The film, told through Lortie’s eyes, ends with the four abandoning their plans for social animation and Lortie making a decision to follow the Roses and Simard. “He does not know what he is getting into,” Chartrand said.
Except for the beginning, the film is shot in black and white, not to evoke the past but to convey what Chartrand calls the “black misery” of poverty that existed among the villagers, with a reminder that among the 13 ethnic groups in Quebec at the time, only aboriginal people were poorer than the French Canadians.
The film has received mixed reviews, but Chartrand is not surprised. “When you touch upon important moments in history, you have to expect criticism.” The Vietnam War, draft dodgers, Woodstock, the hippie free love culture were all happening during this time, and the challenge was to re-create the atmosphere while remaining true to the facts, Chartrand said.

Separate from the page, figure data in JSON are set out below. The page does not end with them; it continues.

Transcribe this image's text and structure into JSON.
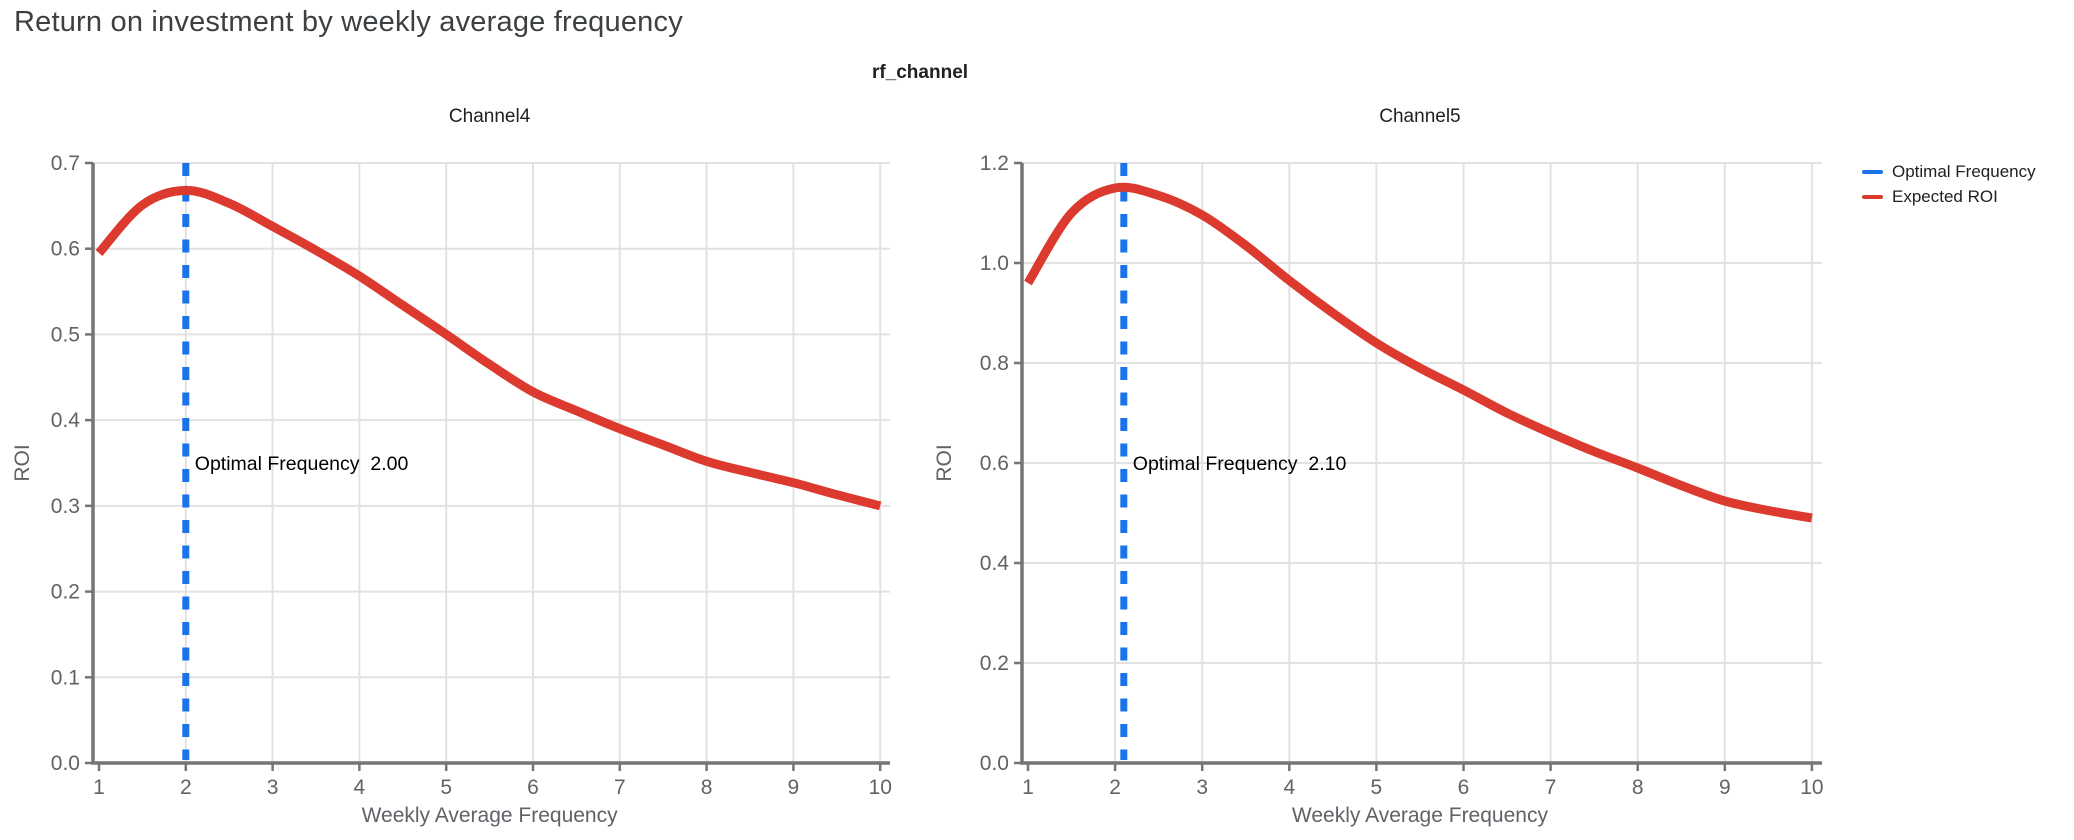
{
  "page_title": "Return on investment by weekly average frequency",
  "facet_label": "rf_channel",
  "legend": [
    {
      "name": "optimal-frequency",
      "label": "Optimal Frequency",
      "color": "#1A73E8"
    },
    {
      "name": "expected-roi",
      "label": "Expected ROI",
      "color": "#DC3A2E"
    }
  ],
  "colors": {
    "optimal_line": "#1A73E8",
    "roi_curve": "#DC3A2E",
    "grid": "#E2E2E2",
    "axis": "#757575",
    "tick_label": "#5F6368",
    "axis_title": "#5F6368",
    "subplot_title": "#202124",
    "annotation": "#000000",
    "page_title": "#3C4043"
  },
  "chart_data": [
    {
      "type": "line",
      "title": "Channel4",
      "xlabel": "Weekly Average Frequency",
      "ylabel": "ROI",
      "xlim": [
        1,
        10
      ],
      "ylim": [
        0,
        0.7
      ],
      "xticks": [
        1,
        2,
        3,
        4,
        5,
        6,
        7,
        8,
        9,
        10
      ],
      "yticks": [
        0,
        0.1,
        0.2,
        0.3,
        0.4,
        0.5,
        0.6,
        0.7
      ],
      "grid": true,
      "optimal_frequency": 2.0,
      "annotation": "Optimal Frequency  2.00",
      "series": [
        {
          "name": "Expected ROI",
          "x": [
            1,
            1.5,
            2,
            2.5,
            3,
            3.5,
            4,
            4.5,
            5,
            5.5,
            6,
            6.5,
            7,
            7.5,
            8,
            8.5,
            9,
            9.5,
            10
          ],
          "y": [
            0.595,
            0.651,
            0.668,
            0.653,
            0.626,
            0.598,
            0.568,
            0.534,
            0.5,
            0.465,
            0.433,
            0.411,
            0.39,
            0.371,
            0.352,
            0.339,
            0.327,
            0.313,
            0.3
          ]
        }
      ]
    },
    {
      "type": "line",
      "title": "Channel5",
      "xlabel": "Weekly Average Frequency",
      "ylabel": "ROI",
      "xlim": [
        1,
        10
      ],
      "ylim": [
        0,
        1.2
      ],
      "xticks": [
        1,
        2,
        3,
        4,
        5,
        6,
        7,
        8,
        9,
        10
      ],
      "yticks": [
        0,
        0.2,
        0.4,
        0.6,
        0.8,
        1.0,
        1.2
      ],
      "grid": true,
      "optimal_frequency": 2.1,
      "annotation": "Optimal Frequency  2.10",
      "series": [
        {
          "name": "Expected ROI",
          "x": [
            1,
            1.5,
            2,
            2.5,
            3,
            3.5,
            4,
            4.5,
            5,
            5.5,
            6,
            6.5,
            7,
            7.5,
            8,
            8.5,
            9,
            9.5,
            10
          ],
          "y": [
            0.96,
            1.1,
            1.15,
            1.135,
            1.096,
            1.035,
            0.965,
            0.9,
            0.84,
            0.79,
            0.746,
            0.7,
            0.66,
            0.623,
            0.59,
            0.555,
            0.524,
            0.505,
            0.49
          ]
        }
      ]
    }
  ]
}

He sees a parallel between the angry youth then and protesters wearing red squares today. “Most of those who placed bombs during the crisis were uneducated, angry, they were unemployed and poor with families to support. The Carre Rouges did not place bombs, they don’t have the same behaviour, or use the same tools. But many among them are like Paul Rose: they want to communicate and express their values. Their protest was not just about tuition hikes, it was also about taking their place in society, about not having corporations paying universities.”
Chartrand says that with Bill 101 and the existence of the Parti Québécois, things have evolved to a degree. But like his father, he sees the PQ as capitalist whereas he leans toward socialism. “Before it was the English who wanted money in their pockets, now it is the French. It reflects a certain mentality.”